Сеня делает еще пару глотков. И тут кое-что происходит. Сеня вдруг чувствует, что все предметы оказались вне зоны его досягаемости. Они немного покачиваются, как водные растения. Сеня ощущает слабость и легкую тошноту. Сергачев разглагольствует о природе вдохновения и других подобных материях, и его голос медленно отдаляется. Сеня обращает внимание, что к своему чаю Сергачев так и не притронулся.

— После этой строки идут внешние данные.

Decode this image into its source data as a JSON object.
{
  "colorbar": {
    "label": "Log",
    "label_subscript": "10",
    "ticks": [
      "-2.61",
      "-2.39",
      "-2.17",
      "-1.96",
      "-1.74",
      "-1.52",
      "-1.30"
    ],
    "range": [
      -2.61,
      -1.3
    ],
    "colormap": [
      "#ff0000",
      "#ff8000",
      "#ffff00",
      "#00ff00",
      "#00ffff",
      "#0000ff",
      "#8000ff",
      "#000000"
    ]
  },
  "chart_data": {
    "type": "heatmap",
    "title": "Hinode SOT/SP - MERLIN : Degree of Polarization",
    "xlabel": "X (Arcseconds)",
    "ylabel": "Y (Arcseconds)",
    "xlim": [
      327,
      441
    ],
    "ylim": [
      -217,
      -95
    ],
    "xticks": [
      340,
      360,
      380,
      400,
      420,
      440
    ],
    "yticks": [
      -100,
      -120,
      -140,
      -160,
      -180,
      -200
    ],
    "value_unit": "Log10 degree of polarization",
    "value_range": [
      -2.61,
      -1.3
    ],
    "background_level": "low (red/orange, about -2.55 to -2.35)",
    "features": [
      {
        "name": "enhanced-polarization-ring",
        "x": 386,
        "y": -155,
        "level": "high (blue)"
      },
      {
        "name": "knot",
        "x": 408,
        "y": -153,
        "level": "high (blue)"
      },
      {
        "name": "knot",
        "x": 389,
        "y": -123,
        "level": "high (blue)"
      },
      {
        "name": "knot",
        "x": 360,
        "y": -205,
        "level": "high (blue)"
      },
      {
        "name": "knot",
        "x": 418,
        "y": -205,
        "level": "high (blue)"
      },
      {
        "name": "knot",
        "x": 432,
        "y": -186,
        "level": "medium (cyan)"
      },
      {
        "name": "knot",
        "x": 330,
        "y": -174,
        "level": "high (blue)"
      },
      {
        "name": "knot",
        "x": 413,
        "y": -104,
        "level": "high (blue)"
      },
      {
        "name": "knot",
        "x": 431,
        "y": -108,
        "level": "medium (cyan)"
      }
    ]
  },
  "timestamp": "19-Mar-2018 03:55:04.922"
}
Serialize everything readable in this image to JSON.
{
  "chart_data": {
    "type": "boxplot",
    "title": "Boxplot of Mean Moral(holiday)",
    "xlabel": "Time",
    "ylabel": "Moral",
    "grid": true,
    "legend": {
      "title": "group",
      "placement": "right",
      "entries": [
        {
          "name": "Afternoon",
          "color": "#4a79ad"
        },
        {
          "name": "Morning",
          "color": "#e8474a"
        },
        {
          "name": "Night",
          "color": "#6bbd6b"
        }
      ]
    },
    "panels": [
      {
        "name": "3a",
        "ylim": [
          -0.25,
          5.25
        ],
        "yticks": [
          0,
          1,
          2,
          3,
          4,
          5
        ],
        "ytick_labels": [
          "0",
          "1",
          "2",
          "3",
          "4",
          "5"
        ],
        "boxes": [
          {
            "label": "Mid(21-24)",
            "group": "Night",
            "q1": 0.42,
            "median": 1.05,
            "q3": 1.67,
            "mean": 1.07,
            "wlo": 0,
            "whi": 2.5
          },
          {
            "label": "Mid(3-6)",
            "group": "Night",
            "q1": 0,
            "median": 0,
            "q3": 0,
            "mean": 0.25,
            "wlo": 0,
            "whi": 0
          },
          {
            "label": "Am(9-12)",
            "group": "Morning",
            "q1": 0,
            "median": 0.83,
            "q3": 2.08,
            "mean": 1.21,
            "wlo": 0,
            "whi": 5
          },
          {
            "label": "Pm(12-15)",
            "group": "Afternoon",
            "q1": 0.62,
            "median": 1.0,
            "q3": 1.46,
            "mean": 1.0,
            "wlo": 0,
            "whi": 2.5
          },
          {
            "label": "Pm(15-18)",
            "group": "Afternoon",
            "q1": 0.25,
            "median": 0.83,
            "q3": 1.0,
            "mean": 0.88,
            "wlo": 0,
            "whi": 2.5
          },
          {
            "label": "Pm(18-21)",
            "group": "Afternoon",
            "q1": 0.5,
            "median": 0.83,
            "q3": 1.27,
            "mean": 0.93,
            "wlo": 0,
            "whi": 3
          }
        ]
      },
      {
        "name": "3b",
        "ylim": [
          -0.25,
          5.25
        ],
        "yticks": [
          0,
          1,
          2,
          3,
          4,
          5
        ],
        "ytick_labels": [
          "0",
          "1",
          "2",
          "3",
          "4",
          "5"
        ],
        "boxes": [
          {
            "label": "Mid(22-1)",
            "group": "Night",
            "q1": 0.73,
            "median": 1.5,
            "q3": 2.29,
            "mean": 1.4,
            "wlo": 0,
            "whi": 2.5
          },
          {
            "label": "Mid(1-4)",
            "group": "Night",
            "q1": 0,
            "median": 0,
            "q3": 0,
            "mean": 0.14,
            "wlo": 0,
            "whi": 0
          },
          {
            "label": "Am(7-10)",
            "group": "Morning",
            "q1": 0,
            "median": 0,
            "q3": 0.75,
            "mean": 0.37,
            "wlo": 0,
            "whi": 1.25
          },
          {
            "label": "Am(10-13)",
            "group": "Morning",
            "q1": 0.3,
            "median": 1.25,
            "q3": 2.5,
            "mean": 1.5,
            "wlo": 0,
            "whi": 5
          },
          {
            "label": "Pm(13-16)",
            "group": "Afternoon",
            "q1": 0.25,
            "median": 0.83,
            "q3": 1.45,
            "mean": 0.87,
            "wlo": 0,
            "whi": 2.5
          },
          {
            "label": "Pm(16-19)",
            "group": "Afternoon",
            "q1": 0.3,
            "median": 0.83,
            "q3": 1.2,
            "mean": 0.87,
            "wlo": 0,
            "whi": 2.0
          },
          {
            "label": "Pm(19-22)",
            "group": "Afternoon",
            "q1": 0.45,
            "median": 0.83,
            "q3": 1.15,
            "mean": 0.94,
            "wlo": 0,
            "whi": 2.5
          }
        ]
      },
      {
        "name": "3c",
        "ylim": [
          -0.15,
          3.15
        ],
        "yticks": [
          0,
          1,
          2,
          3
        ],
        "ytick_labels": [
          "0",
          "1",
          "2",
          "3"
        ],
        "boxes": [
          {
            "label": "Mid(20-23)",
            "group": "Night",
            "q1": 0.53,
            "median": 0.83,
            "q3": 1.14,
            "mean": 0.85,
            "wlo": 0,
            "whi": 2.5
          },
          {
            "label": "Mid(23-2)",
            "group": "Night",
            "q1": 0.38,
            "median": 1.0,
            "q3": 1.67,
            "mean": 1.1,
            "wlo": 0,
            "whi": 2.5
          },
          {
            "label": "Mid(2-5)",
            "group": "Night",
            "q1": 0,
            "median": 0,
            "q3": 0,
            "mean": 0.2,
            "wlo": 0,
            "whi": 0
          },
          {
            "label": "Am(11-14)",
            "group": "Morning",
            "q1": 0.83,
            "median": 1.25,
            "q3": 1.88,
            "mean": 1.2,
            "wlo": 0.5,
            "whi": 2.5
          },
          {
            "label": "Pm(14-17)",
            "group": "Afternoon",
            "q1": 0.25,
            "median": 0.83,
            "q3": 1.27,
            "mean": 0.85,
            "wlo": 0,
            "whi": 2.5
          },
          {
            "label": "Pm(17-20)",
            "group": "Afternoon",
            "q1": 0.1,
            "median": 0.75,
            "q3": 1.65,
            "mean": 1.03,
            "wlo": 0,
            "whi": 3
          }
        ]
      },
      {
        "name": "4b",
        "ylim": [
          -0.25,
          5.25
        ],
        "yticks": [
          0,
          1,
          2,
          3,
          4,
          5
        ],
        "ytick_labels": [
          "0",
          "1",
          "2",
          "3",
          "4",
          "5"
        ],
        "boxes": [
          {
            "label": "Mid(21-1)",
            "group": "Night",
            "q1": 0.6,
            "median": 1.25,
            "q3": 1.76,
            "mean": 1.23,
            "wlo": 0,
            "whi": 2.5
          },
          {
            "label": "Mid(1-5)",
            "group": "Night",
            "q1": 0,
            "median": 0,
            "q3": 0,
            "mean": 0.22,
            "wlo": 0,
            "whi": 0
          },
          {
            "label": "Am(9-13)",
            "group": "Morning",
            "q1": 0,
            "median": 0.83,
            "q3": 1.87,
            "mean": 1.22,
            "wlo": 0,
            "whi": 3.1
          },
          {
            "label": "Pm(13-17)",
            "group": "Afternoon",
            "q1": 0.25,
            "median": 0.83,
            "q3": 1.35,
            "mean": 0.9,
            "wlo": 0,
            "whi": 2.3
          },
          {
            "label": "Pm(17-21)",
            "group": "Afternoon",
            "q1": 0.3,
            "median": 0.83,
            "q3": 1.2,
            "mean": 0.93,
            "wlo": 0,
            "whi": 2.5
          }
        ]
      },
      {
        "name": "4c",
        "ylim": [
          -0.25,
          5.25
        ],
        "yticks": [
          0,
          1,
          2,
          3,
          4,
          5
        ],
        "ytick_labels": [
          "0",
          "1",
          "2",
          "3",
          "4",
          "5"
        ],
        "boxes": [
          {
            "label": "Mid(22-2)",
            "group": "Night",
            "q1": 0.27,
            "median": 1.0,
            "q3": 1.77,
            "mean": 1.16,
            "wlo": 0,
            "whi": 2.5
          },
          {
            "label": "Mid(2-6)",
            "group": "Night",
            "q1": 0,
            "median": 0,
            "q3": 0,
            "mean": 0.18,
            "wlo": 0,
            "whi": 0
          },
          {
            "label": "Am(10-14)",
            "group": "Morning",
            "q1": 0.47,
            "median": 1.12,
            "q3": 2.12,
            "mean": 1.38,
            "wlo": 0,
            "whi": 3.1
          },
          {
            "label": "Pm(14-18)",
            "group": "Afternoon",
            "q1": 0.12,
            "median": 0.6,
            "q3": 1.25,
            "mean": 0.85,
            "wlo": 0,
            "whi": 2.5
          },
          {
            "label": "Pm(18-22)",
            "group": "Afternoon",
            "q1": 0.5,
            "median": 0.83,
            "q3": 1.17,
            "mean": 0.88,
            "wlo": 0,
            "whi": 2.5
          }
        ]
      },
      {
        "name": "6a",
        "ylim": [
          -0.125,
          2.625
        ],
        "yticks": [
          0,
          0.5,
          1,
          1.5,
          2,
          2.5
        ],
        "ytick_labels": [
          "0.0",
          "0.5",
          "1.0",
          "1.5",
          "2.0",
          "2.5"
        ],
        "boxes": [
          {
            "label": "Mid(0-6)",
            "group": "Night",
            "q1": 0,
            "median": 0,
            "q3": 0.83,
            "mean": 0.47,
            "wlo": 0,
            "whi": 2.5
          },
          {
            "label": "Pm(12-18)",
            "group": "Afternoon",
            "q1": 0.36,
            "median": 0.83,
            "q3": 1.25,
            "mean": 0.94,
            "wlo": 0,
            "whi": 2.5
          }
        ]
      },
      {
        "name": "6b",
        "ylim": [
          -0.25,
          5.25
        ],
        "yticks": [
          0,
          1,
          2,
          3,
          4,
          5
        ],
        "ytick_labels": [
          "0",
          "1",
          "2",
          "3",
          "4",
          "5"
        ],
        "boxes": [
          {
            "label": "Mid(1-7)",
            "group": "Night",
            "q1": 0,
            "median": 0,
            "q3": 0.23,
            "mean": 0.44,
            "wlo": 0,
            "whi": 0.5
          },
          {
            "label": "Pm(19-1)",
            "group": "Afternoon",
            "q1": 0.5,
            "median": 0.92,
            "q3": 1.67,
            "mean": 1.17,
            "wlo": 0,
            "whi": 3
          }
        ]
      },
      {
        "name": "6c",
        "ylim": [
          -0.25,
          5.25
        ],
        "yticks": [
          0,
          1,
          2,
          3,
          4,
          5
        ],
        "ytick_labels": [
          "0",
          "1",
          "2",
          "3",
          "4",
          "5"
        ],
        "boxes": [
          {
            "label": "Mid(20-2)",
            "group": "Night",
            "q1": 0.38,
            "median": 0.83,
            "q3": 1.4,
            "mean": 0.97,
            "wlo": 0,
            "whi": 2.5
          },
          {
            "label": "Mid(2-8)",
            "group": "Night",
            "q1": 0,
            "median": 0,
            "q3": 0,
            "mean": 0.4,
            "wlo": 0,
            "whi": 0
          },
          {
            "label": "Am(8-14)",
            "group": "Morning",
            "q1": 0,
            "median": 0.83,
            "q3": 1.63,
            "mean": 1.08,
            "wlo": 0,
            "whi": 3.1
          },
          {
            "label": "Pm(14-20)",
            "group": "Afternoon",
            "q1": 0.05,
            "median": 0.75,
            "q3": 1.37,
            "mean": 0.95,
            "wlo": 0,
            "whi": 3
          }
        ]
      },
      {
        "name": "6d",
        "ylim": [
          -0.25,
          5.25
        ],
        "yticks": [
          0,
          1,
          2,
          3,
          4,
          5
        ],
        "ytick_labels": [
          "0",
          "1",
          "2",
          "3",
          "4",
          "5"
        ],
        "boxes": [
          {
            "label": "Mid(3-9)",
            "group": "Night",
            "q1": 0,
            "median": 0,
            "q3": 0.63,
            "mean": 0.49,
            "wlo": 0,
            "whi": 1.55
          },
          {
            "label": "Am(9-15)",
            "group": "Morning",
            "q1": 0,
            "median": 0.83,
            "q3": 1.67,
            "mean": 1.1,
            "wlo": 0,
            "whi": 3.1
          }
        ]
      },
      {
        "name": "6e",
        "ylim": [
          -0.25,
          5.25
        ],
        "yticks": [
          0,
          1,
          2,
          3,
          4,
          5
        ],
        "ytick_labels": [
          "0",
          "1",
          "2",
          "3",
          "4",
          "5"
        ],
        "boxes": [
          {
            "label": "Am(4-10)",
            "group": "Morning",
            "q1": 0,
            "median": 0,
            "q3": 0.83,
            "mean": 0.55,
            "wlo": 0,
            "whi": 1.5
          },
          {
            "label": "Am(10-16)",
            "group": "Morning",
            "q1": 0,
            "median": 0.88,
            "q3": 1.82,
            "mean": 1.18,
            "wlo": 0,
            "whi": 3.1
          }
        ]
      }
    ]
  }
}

Сеня встает и делает пару шагов в сторону двери, потом снова садится. Ему кажется, что у него не получится встать. В конечностях начинает покалывать, кончики пальцев немеют, а глаза закрываются сами собой. Глухой голос Сергачева доносится уже как будто из-под толщи воды. Сон накатывает на Сеню волнами — сон и легкая тошнота. Думая, что общается с Сергачевым во сне, Сеня говорит ему прямо:
— Нет у вас никакого похмелья. Вы только притворялись, что пили вчера. Но зачем?
Сергачев отвечает обеспокоенным тоном. Сеня вылезает из кресла, доходит до двери и принимается отпирать замки, но пальцы с трудом повинуются. Сергачев увещевает, кладет руку ему на плечо, Сеня ее стряхивает. Сеня видел много подобных сцен в фильмах, но еще больше — во снах. В них он спасается от маньяка, пытаясь как можно скорее открыть дверь, но дверь оказывается из желе или сахарной ваты, и он тонет, задыхается в ней — что-то в таком роде. На секунду возникает предчувствие, что сейчас Сергачев ударит Сеню чем-то тяжелым. И Сеня очнется спустя много часов на полу, связанный и проведет остаток дней, слушая стихи Сергачева.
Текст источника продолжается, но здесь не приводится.